War etc

Risk and Reward

Gerard Baker in the Times agrees with George Galloway, Ken Livingston and others that the British engagement in Iraq has caused an increase in potential risk to London commuters.

That’s as far as he is prepared to go along that route though. Instead of making a leap from that position to a Troops Out Now argument he comes to a different conclusion:

It is true in an obvious sense that Iraq has increased our vulnerability; al-Qaeda and its allies play the game of international politics quite well. Their aim is to divide countries between and within themselves, to prise the timorous away from the struggle. Of course that makes London a target; they know full well that many in Britain’s elites are only too willing — wittingly or otherwise — to respond positively to their demands But Iraq has, I concede, made us more vulnerable in another sense. Invading Iraq has undoubtedly created in the minds of many millions of Muslims the idea that their people, their faith is under attack

The right way to tackle that view is not to indulge it, sympathise with it or nurse it, but to correct it. The right way to deal with anti-American and anti-British sentiment in the Muslim world is not to pull out our troops from Iraq and beg forgiveness, but to continue to fight there on behalf of the majority of good Muslims for the kind of country they need and deserve.
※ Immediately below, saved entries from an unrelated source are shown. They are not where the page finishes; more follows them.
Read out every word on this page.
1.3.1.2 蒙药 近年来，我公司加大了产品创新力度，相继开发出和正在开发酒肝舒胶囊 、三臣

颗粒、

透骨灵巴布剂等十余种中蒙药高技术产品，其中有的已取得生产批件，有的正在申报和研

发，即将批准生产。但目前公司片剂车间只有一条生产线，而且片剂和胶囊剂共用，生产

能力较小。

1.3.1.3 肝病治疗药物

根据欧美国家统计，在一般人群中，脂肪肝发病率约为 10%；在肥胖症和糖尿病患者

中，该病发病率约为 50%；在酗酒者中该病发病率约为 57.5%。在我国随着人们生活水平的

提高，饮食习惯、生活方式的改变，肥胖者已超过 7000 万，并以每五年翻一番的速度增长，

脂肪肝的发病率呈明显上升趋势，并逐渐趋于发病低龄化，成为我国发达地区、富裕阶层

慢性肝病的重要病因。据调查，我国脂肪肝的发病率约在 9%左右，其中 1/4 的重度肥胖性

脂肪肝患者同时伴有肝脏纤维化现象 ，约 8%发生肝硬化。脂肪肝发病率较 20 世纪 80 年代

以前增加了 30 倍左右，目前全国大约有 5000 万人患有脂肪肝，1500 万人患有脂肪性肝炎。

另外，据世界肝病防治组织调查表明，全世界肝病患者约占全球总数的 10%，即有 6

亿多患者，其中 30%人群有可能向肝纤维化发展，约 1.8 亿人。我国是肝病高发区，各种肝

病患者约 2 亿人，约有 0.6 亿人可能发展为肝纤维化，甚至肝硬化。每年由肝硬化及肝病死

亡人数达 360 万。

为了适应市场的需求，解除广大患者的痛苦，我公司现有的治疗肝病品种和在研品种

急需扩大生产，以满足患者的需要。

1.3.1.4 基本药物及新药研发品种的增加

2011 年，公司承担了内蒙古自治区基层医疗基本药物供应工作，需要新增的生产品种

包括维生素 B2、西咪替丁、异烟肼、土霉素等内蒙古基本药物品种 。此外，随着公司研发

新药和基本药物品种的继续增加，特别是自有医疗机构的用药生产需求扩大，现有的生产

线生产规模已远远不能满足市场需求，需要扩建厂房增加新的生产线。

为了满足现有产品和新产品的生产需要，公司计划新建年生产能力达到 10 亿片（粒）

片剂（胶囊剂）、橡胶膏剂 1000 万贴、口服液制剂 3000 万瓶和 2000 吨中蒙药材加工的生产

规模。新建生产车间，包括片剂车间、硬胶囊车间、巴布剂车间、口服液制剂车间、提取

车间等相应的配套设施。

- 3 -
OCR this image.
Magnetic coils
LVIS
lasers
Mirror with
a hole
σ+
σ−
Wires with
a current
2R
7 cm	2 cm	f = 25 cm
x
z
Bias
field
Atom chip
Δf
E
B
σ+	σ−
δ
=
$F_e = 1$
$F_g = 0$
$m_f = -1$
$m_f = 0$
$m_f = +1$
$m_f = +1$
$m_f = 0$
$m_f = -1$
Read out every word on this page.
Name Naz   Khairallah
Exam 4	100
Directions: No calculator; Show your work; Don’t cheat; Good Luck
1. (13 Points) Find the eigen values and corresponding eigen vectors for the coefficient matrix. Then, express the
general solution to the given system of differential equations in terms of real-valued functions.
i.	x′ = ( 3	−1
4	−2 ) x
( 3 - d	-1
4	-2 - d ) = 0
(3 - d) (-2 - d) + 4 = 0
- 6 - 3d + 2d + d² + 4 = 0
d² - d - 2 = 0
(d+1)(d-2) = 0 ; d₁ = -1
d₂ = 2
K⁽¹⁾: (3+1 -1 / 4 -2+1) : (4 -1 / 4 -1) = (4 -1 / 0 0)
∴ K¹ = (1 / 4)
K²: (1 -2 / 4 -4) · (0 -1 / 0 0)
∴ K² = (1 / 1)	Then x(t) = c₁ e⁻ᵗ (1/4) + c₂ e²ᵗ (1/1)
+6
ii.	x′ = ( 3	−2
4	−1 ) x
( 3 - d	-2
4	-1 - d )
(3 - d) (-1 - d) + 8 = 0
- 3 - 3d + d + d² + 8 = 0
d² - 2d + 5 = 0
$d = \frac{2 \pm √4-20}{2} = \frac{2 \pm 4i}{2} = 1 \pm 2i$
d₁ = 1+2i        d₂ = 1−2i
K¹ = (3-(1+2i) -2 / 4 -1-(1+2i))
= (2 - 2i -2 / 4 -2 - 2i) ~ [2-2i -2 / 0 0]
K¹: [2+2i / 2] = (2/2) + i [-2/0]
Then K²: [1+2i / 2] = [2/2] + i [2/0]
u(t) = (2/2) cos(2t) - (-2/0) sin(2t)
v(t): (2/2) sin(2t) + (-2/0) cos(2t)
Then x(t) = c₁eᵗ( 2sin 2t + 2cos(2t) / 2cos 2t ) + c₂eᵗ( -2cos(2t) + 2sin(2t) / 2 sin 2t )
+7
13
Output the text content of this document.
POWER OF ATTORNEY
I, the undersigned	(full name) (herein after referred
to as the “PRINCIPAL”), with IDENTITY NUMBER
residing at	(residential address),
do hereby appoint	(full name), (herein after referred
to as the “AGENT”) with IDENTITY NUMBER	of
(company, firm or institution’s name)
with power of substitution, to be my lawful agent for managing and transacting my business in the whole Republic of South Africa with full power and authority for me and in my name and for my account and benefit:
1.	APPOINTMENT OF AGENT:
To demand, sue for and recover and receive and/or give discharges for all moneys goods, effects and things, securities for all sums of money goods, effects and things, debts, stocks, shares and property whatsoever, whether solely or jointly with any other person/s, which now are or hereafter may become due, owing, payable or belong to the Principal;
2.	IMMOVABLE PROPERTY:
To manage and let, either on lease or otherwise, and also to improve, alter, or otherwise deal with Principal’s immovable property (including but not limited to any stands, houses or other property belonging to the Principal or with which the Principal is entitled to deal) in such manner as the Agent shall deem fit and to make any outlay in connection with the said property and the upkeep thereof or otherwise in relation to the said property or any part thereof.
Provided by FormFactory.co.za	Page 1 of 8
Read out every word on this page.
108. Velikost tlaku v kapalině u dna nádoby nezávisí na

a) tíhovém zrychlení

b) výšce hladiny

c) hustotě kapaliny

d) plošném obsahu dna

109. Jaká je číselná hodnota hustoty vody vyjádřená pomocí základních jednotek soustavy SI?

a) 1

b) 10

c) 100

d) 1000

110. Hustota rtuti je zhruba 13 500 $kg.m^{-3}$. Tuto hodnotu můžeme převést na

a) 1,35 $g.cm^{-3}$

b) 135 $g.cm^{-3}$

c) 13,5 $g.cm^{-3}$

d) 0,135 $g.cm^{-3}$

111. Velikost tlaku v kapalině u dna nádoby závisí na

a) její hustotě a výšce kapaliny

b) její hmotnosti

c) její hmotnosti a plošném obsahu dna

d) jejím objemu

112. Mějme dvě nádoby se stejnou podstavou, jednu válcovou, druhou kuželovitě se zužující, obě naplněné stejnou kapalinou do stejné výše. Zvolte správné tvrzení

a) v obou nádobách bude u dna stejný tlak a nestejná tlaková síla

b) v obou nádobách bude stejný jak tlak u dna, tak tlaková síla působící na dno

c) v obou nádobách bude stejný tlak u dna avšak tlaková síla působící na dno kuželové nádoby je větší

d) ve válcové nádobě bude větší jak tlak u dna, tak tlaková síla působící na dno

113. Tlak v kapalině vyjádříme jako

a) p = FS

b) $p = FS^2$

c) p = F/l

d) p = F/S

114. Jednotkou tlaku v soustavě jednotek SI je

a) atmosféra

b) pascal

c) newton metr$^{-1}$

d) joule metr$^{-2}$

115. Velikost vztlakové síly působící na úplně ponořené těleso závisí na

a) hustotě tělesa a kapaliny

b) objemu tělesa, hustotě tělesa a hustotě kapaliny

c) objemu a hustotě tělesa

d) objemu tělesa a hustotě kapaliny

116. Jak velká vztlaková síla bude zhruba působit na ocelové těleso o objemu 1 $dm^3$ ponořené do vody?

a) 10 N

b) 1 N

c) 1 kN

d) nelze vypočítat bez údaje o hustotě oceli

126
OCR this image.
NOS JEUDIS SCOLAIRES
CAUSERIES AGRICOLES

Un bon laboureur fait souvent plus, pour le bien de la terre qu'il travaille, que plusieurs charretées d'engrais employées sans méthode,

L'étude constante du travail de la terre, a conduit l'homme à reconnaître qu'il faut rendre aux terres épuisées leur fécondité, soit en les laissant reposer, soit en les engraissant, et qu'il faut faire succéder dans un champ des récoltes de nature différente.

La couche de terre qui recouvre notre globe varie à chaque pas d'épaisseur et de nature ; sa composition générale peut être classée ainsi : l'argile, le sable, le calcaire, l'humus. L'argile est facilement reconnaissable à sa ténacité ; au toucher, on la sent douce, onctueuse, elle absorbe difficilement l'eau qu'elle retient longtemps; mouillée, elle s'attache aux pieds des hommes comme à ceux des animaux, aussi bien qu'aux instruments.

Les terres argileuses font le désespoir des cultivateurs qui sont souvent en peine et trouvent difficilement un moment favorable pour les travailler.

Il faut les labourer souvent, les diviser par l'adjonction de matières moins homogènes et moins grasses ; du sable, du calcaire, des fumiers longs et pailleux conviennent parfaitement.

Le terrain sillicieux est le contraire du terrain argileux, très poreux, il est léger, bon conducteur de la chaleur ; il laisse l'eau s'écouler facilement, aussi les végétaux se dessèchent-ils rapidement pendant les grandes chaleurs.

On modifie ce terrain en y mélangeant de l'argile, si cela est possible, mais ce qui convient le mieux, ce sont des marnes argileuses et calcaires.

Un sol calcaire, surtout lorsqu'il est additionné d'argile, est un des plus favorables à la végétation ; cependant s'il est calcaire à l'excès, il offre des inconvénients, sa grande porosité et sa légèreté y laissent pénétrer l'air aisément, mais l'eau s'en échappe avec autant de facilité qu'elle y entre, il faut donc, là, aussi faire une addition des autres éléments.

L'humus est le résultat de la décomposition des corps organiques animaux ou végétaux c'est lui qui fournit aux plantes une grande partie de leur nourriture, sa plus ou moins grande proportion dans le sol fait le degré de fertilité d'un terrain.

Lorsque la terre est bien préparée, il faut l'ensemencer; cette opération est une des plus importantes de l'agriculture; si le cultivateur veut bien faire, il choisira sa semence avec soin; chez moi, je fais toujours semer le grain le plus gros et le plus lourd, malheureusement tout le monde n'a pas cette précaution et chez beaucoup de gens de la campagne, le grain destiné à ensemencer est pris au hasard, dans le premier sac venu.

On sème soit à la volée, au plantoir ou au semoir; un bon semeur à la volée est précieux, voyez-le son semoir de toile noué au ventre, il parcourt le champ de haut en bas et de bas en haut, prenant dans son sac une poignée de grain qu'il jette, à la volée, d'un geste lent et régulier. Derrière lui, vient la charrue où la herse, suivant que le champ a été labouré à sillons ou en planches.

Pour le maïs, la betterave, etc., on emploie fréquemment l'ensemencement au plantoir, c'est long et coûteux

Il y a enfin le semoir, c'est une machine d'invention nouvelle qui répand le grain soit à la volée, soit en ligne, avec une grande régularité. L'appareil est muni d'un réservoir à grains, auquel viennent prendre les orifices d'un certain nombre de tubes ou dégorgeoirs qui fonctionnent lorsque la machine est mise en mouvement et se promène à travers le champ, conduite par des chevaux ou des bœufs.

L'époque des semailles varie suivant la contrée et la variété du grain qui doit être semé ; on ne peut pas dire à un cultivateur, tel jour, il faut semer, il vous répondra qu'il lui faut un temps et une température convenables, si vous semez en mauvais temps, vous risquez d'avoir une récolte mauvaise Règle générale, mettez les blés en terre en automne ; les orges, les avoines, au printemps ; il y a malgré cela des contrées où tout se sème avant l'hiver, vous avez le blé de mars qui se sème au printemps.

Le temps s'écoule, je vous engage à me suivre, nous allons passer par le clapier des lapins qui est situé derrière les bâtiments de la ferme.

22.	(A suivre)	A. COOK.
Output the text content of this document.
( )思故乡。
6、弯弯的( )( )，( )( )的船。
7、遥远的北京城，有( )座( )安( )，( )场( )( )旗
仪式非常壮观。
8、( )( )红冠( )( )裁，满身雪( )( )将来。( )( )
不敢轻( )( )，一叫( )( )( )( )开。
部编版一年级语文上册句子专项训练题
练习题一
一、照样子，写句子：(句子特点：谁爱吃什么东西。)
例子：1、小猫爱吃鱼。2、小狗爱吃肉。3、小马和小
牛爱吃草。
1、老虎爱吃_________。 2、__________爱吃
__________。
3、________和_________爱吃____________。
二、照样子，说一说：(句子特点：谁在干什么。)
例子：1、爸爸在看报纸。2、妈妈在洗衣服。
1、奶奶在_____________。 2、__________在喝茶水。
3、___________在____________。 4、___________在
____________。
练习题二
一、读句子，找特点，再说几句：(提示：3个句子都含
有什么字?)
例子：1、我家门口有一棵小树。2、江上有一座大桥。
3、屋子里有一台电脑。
And we must continue to explain what we are doing — to take on directly the outrageous falsehood that this is a fight between Islam and its enemy, and to point out to Muslims in London, Leeds, Karachi and Kandahar just how false this is.

It would help, for instance, to point out that in 1991 we liberated Kuwait, a Muslim country, from Saddam Hussein and that, in the process, saved the holiest sites in Islam — in Saudi Arabia — from falling under his heel too. That in Bosnia we intervened (belatedly) to save Muslims from being massacred by Christians; that we did the same again in Kosovo a few years later. And also that we are striving to create a state for Palestinians.

Above all we should point out that what we are fighting in Iraq is not some brave, popular “insurgency” struggling to free the Arab people from Western and Zionist oppression, but a coalition of some of the most vile individuals who have ever crawled the earth and who happily slaughter Muslim, Christian and Jew alike for their own ends.

That is what we are fighting against in Iraq. If doing that has really increased our vulnerability to attack, it should make us even more determined to prevail.

It’s difficult to know what to add to that.